The final dissolution of a faded company like Beatrice wouldn't typically be worth noting. But Reginald Lewis cut an enormous swath across the business landscape before he died of a brain tumor six years ago. Fresh from the turnaround of the sewing-pattern company McCall's, he borrowed $985 million to acquire Beatrice Corp.'s overseas operations. Though there were rumblings that in his zeal to close the deal he overpaid, the buyout was celebrated with the fervor of a Baptist revival in African-American business circles. It was, in effect, a declaration that blacks could play with the big boys. "He showed that if given the opportunity, he could perform," says Ken Chenault, the African-American president and COO (and CEO designate) of American Express. Did Lewis' achievement help other African Americans? "I wouldn't exactly say the floodgates opened," says Maurice Cox, an executive at PepsiCo. Certainly no African American has come close to owning a company the size of TLC Beatrice. Loida Lewis sighs. "Mr. Lewis kicked open the door, and they let him in," she says. "Then they closed it again. Eventually, there will be another."

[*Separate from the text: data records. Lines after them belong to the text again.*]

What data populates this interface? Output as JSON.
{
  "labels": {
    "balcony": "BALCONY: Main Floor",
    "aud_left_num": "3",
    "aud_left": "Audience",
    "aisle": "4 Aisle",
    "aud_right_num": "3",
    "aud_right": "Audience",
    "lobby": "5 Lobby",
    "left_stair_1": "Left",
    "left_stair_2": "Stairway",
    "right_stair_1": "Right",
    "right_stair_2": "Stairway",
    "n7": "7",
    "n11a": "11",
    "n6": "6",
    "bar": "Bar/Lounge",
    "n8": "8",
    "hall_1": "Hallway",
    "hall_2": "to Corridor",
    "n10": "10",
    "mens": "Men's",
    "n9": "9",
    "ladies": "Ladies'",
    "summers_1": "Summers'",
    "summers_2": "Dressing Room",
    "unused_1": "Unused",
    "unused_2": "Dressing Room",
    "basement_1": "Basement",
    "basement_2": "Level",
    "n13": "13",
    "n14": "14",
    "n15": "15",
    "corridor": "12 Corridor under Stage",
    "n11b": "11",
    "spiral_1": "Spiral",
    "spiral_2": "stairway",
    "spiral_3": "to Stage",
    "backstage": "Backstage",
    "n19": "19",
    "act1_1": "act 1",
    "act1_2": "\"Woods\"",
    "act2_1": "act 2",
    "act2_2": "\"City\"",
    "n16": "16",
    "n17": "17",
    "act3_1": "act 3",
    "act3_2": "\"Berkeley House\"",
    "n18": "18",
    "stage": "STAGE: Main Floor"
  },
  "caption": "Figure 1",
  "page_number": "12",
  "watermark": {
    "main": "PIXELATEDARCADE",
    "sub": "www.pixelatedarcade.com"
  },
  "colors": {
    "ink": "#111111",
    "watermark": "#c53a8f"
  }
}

To help make this happen, her family and Reginald Lewis' foundation have each committed $1 million to help create the National Federation for Teaching Entrepreneurship. Its mission will be to teach inner-city youth to run businesses. That, after all, is Reginald Lewis' legacy. He proved wrong the notion that an African American couldn't reach the pinnacle of business. His widow recalls, "When he was in the hospital, he sensed that it may be the end, and he said that maybe he should have done things differently, that maybe he pushed too hard. I said, 'No! You lived [life] to the fullest. If you didn't do what you did, the way you did it, you would not be happy.' He smiled and said, 'Yeah, I disproved the lie.' " That he did.